When he deposited her on the sidewalk outside Harrison's building once  more, she thanked him and told him to go home. "I may be a while."

Derrick nodded. "Call me if you change your mind."

She was out of her mind. Setting her jaw, she entered the building  through the side entrance. The door required a thumb scan to get in but  Harrison had taken care of that for her last week when she'd had to come  collect some documents for him. She rode the whisper-quiet elevator to  the penthouse, heart pounding in her ears.

The doors of the elevator swished open. The apartment was eerily silent  as she moved through the entrance way and into the living room. The  precious artwork glowed silently on its perfect cream backdrop. No  Harrison.

His study was in darkness. A glow from the terrace suggested he was  there. She walked through the living room and stepped outside. Harrison  was standing at the railing, looking out at the skyline. Her heels  clicked on the concrete as she walked toward him. He turned around,  frowning. "Did I forget to give you something?"

"No." Her knees betrayed just the slightest wobble as she took the last  few steps toward him. "I just-" Her voice trailed off. Just what? What  the heck was she doing here?

She came to a stop in front of him. Her gaze rose to his. He was as tall  and commanding as ever, as stomach-clenchingly beautiful, but the  tormented look dominated now. It emanated from every pore of him,  blanketing her in his desperation. She pulled in a breath.

"I wanted to make sure you were okay."

The shadows in his face darkened. "I told you I was fine. Go home, Francesca."

"But you aren't." The words spilled from her mouth. "Ever since Leonid agreed to the deal, you've been off."

"I'm fine."

She frowned. "It's what we've been working toward. I thought you would be happy."

"I am happy." The emotion vibrating in his voice sent a shiver down her  spine. He turned to look at the skyline again. "It's none of your  concern, Francesca. Go home. I'll see you in the afternoon."

She stood her ground, legs shaking now. For a man who claimed to feel  little emotion it was written in every taut muscle of his body. In the  rigid column of his back, his neck. In the barely leashed confusion that  surrounded him. It reached out and wrapped itself around her, pulling  her toward him.

"Sometimes," she said quietly, laying a hand on his arm, "the things we  want the most, the things we think are going to make us feel better,  don't. Can't because they were never the solution in the first place."

He spun to face her, dislodging her hand. Antagonism poured off him in  waves. "Nailing Anton Markovic to the ground is going to make me feel  better, Francesca. Much better. Make no mistake about it."

Her heart thudded against her rib cage. "Then why? Why are you like this?"

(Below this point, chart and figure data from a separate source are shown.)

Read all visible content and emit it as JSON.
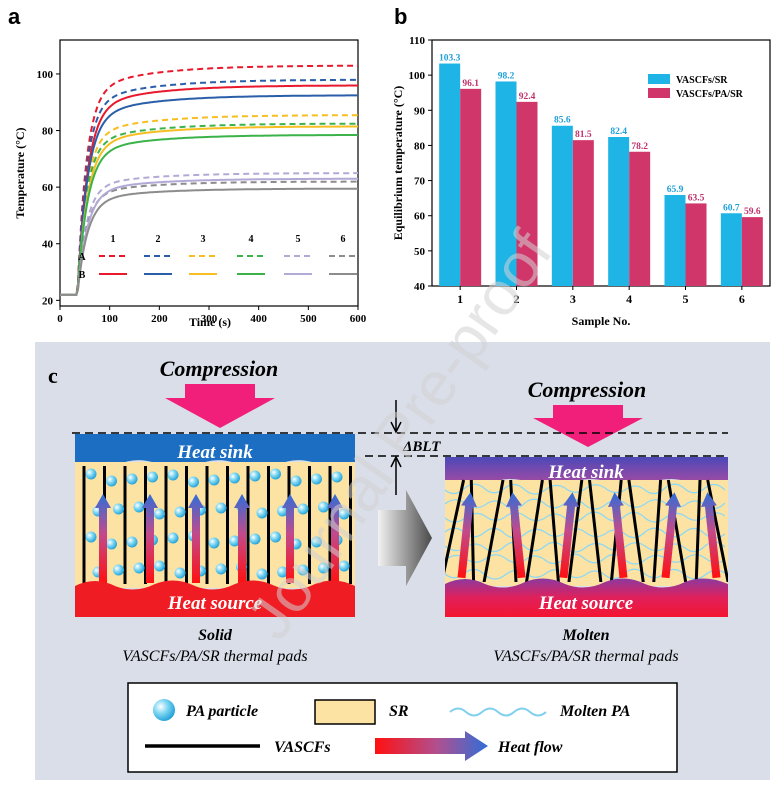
{
  "panel_labels": {
    "a": "a",
    "b": "b",
    "c": "c"
  },
  "chart_data": [
    {
      "type": "line",
      "title": "",
      "xlabel": "Time (s)",
      "ylabel": "Temperature (°C)",
      "xlim": [
        0,
        600
      ],
      "ylim": [
        18,
        112
      ],
      "xticks": [
        0,
        100,
        200,
        300,
        400,
        500,
        600
      ],
      "yticks": [
        20,
        40,
        60,
        80,
        100
      ],
      "start_temp": 22,
      "heat_on_time": 35,
      "legend": {
        "row_labels": [
          "A",
          "B"
        ],
        "column_labels": [
          "1",
          "2",
          "3",
          "4",
          "5",
          "6"
        ],
        "row_styles": {
          "A": "dashed",
          "B": "solid"
        }
      },
      "series": [
        {
          "name": "A1",
          "style": "dashed",
          "color": "#e8192c",
          "final": 103
        },
        {
          "name": "A2",
          "style": "dashed",
          "color": "#2b5ea8",
          "final": 98
        },
        {
          "name": "A3",
          "style": "dashed",
          "color": "#f6be20",
          "final": 85.5
        },
        {
          "name": "A4",
          "style": "dashed",
          "color": "#3bb34a",
          "final": 82.5
        },
        {
          "name": "A5",
          "style": "dashed",
          "color": "#b3a9d6",
          "final": 65
        },
        {
          "name": "A6",
          "style": "dashed",
          "color": "#8c8c8c",
          "final": 62
        },
        {
          "name": "B1",
          "style": "solid",
          "color": "#e8192c",
          "final": 96
        },
        {
          "name": "B2",
          "style": "solid",
          "color": "#2b5ea8",
          "final": 92.5
        },
        {
          "name": "B3",
          "style": "solid",
          "color": "#f6be20",
          "final": 81.5
        },
        {
          "name": "B4",
          "style": "solid",
          "color": "#3bb34a",
          "final": 78.5
        },
        {
          "name": "B5",
          "style": "solid",
          "color": "#b3a9d6",
          "final": 63
        },
        {
          "name": "B6",
          "style": "solid",
          "color": "#8c8c8c",
          "final": 59.5
        }
      ]
    },
    {
      "type": "bar",
      "title": "",
      "xlabel": "Sample No.",
      "ylabel": "Equilibrium temperature (°C)",
      "ylim": [
        40,
        110
      ],
      "yticks": [
        40,
        50,
        60,
        70,
        80,
        90,
        100,
        110
      ],
      "categories": [
        "1",
        "2",
        "3",
        "4",
        "5",
        "6"
      ],
      "series": [
        {
          "name": "VASCFs/SR",
          "color": "#1fb4e6",
          "label_color": "#1fa0d8",
          "values": [
            103.3,
            98.2,
            85.6,
            82.4,
            65.9,
            60.7
          ]
        },
        {
          "name": "VASCFs/PA/SR",
          "color": "#d1366b",
          "label_color": "#c0306a",
          "values": [
            96.1,
            92.4,
            81.5,
            78.2,
            63.5,
            59.6
          ]
        }
      ]
    }
  ],
  "schematic": {
    "compression_left": "Compression",
    "compression_right": "Compression",
    "heat_sink_left": "Heat sink",
    "heat_sink_right": "Heat sink",
    "heat_source_left": "Heat source",
    "heat_source_right": "Heat source",
    "delta_blt": "ΔBLT",
    "caption_left_line1": "Solid",
    "caption_left_line2": "VASCFs/PA/SR thermal pads",
    "caption_right_line1": "Molten",
    "caption_right_line2": "VASCFs/PA/SR thermal pads",
    "legend_pa_particle": "PA particle",
    "legend_sr": "SR",
    "legend_molten_pa": "Molten PA",
    "legend_vascfs": "VASCFs",
    "legend_heat_flow": "Heat flow"
  },
  "watermark": "Journal Pre-proof"
}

"Because I have too much going on in my head." He practically yelled the  words at her. "This is not another case of you saving the day,  Francesca. It's far more complex than one of your little sermons can  fix."         

     



 

Her stomach lurched. "I didn't suggest that."

His mouth curled. "Go."

"I won't leave you like this."

The deliberate way he looked at her made her pulse buzz in her ears.  "You would be very wise to do so," he suggested in a low, deep voice  that made her insides liquefy. He lifted a finger and dragged it across  her cheek, watching as she shivered in reaction. "Otherwise I will do  what I was aching to do in the car and drown myself in this. And I think  we've both agreed it's an unacceptable result."

His touch felt like fire on her skin. The kiss from London sizzled  through her head, beckoning her on to sure destruction. They were like  hot and cold fronts converging in a storm it seemed impossible to  outrun.

But he was her boss. She loved her job. She really must go.